Teachers Guide to Teaching
Windycitywingchun.com
 

While, most articles jump into the topic immediately, I’m gonna start off with a warning, that if you choose this path, be prepared at the fact that this is an extremely difficult art to teach.  And, I’m gonna share with you everything that my Sifu has taught me regarding teaching the art as well as things that I’ve learned from my own experience.  I’m gonna do it in a number format so you can pick and choose which you want to read, and that also allows me to add-on things to this article when new experiences arise.



  1. 1)Not for they money - I share with you the first and most important thing Sifu has ever taught me when it comes to teaching the art.  Don’t do it for the money.  What exactly does that mean, well it doesn’t mean  you shouldn’t be compensated for your teaching.  But, what Sifu meant was that there will always be 2 choices in your path in which you must decide.  If you run the Wing Chun school in order to make it your living, you will quickly loose the path of why you were originally teaching.  Just like Sifu I got into teaching to learn the art. 
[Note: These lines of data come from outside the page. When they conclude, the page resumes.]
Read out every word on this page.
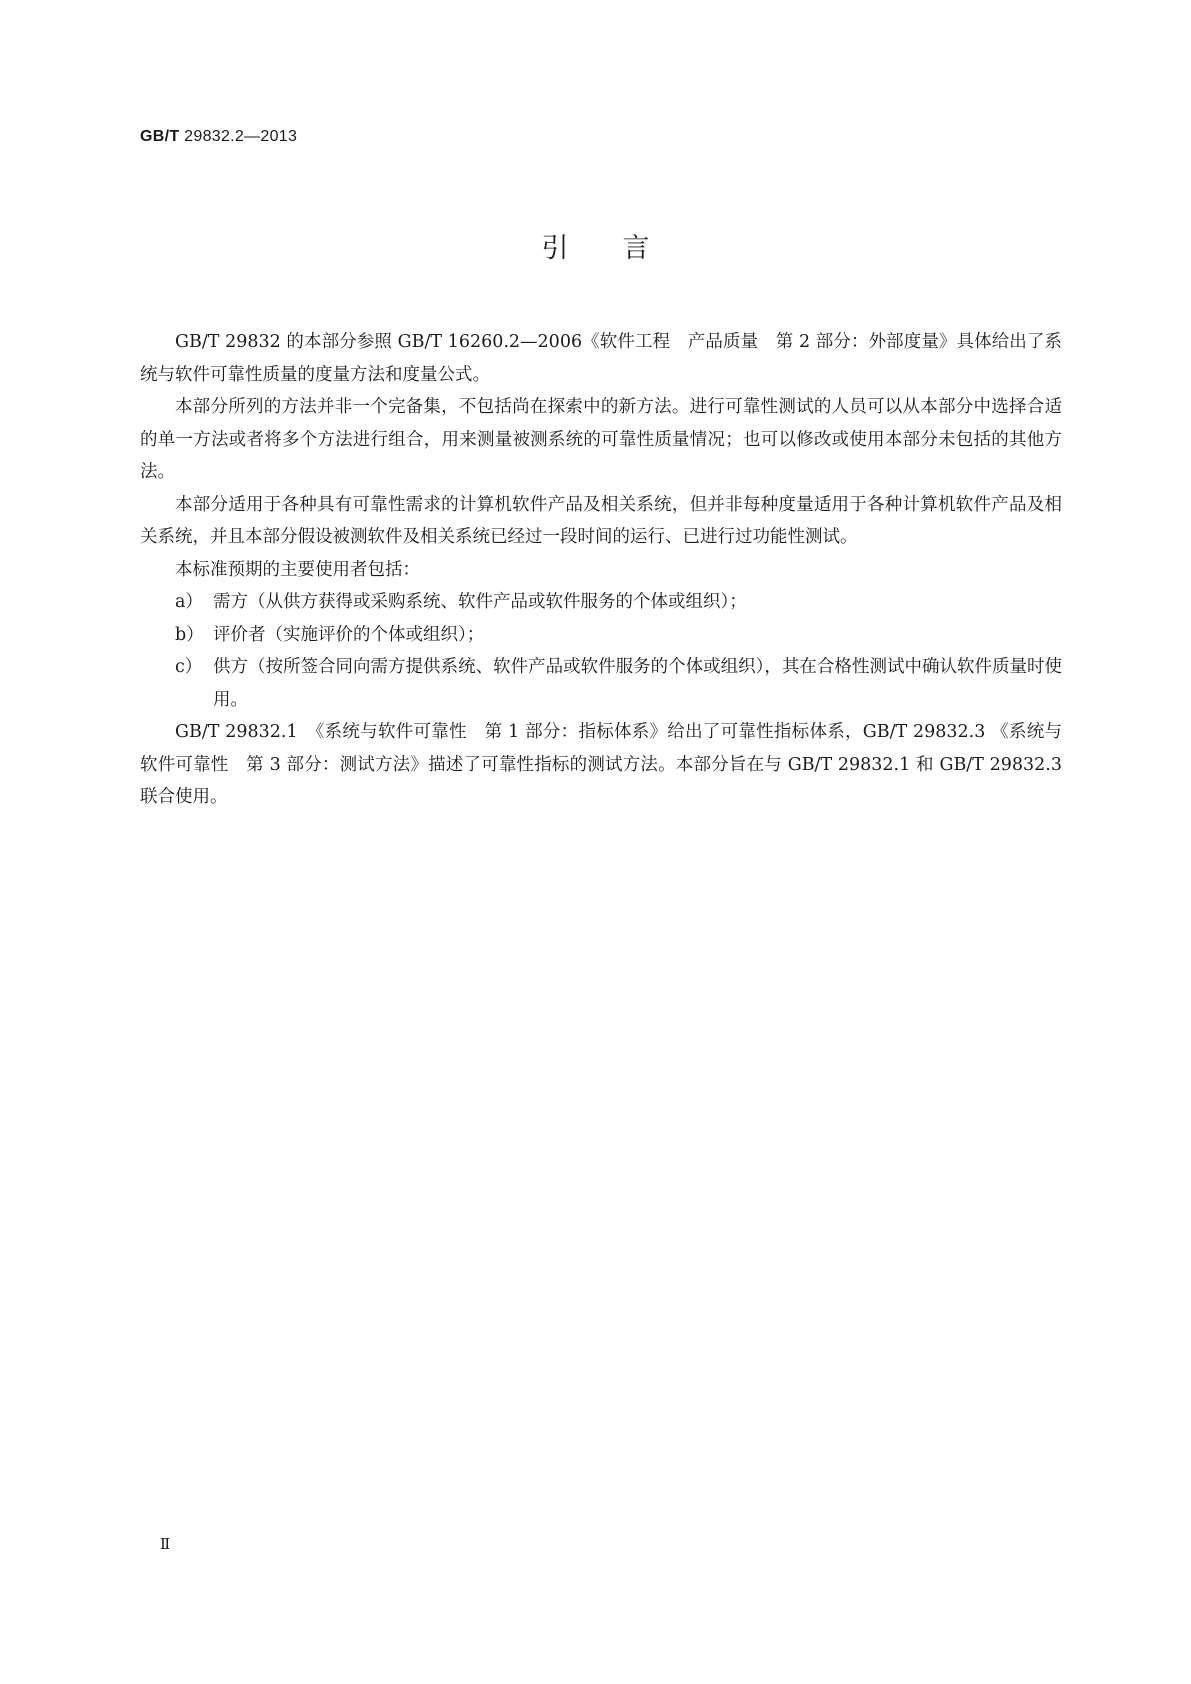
GB/T 29832.2—2013
引　　言

GB/T 29832 的本部分参照 GB/T 16260.2—2006《软件工程　产品质量　第 2 部分：外部度量》具体给出了系统与软件可靠性质量的度量方法和度量公式。

本部分所列的方法并非一个完备集，不包括尚在探索中的新方法。进行可靠性测试的人员可以从本部分中选择合适的单一方法或者将多个方法进行组合，用来测量被测系统的可靠性质量情况；也可以修改或使用本部分未包括的其他方法。

本部分适用于各种具有可靠性需求的计算机软件产品及相关系统，但并非每种度量适用于各种计算机软件产品及相关系统，并且本部分假设被测软件及相关系统已经过一段时间的运行、已进行过功能性测试。

本标准预期的主要使用者包括：

a） 需方（从供方获得或采购系统、软件产品或软件服务的个体或组织）；
b） 评价者（实施评价的个体或组织）；
c） 供方（按所签合同向需方提供系统、软件产品或软件服务的个体或组织），其在合格性测试中确认软件质量时使用。

GB/T 29832.1　《系统与软件可靠性　第 1 部分：指标体系》给出了可靠性指标体系，GB/T 29832.3 《系统与软件可靠性　第 3 部分：测试方法》描述了可靠性指标的测试方法。本部分旨在与 GB/T 29832.1 和 GB/T 29832.3 联合使用。

Ⅱ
  1. 2)Student and teacher are the same - If Sifu’s lesson was number 1, this is my own personal lesson I share with you my students.  That when you begin teaching in Wing Chun, yes you are the Sifu, and the students are your students.  But never forget that the teacher and student are the same.  That means that once you begin to teach, you should also remember that you should not forget to learn as well.  You don’t want to end up like my old high school and college teachers, who give the same lesson year in and year out.  Never growing from the experience of teaching but simply reliving the same experience over and over again.  Can I say, Bueller?... Bueller?... Bueller?

  2. 3)Don’t copy, feel - All teaching involves the simple process of monkey see and monkey do.  So, basically you show a motion and the student tries to mimic it.  But, Wing Chun teaching involves a more hands on approach, since the student, can’t just look at the technique and hopes to copy it, but must in fact feel what the technique should properly feel like.  For example, the simple process of holding the stance of YGKYM, he or she can’t just copy the 4 motions, you must test his structure so he knows what it feels like to  be centered.

  3. 4)Touch the stove - When I first started teaching, I wanted to keep teaching, and I would never shut up.  But through experience and awareness, you come to realize that the student needs to go through both success and failure to truly understand any process or the simplest of techniques.  Learning involves that process, so what I’ve come to learn is that, when you show a technique, let the student play around with it for awhile.  Don’t be so quick to correct or jump in, only if he’s doing a motion incorrectly which could lead to him or her hurting themselves.  How can a student know right, if he doesn’t know wrong?  So, in the end, he’s got to touch the stove to know that its truly hot.

  4. 5)Earn the name Sifu - On day 1 when you first begin to teach you are called a Sifu.  But its only through time and training that you earn the right to be called Sifu.  When you first start teaching, you have some knowledge of what you are doing, and because of that you are a teacher.  But the title of Sifu while easily thrown around, has to be earned.  Not necessarily out of obligation on the student, but through the students eyes he should feel confident that physically, mentally, and spiritually you are in fact a Sifu.

  5. 6)Teach what you can do - Everything that I’ve shown any of my students, I can do.  Although between the 1st day I taught to the present, my skills have changed, as a teacher you can’t expect students to do things that you, yourself cannot do.  In other words, you lose credibility in your teaching, for example if your fat, and then you tell your student you should lose weight.

  6. 7)Let them be - One lesson I learned in teaching, and I literally learned it on day 1, is let them be.  And that is, if you follow rule #1 which i mentioned, you let students make their own decisions.  In other words, to often you see teachers ask, why weren’t you in class, how come you haven’t come in awhile?  Well, just like we stated in the opening pages of the website, your here coz you want to be here.  You want to learn the ultimate discipline, it’ll have to come from you, not me commanding you to show up and train.  Not me saying, how come your not practicing at home.  My job is to teach you how to get to the door, your job is to open it.

  7. 8)Letting go -  About 3 or 4 years ago, I remember talking to Sifu and he discussed his teaching on detachment.  Eventually we got on the subject of him, and quitting teaching, and basically I was shocked at the fact that he could so loosely say that he could quit today, if he wanted to.   I thought it was just insane at the time, that how can you leave something which you love so much.  And, that concept as outrageous as it was for Sifu to say, eventually in time I learned what he had meant, and now after developing the skill and awareness I can literally say the same thing as well.  You start with nothing and you end with nothing.  As a teacher the lesson of detachment serves so many purposes for you, and at the same time, I can’t really recall specific teachings that lead me to understand it.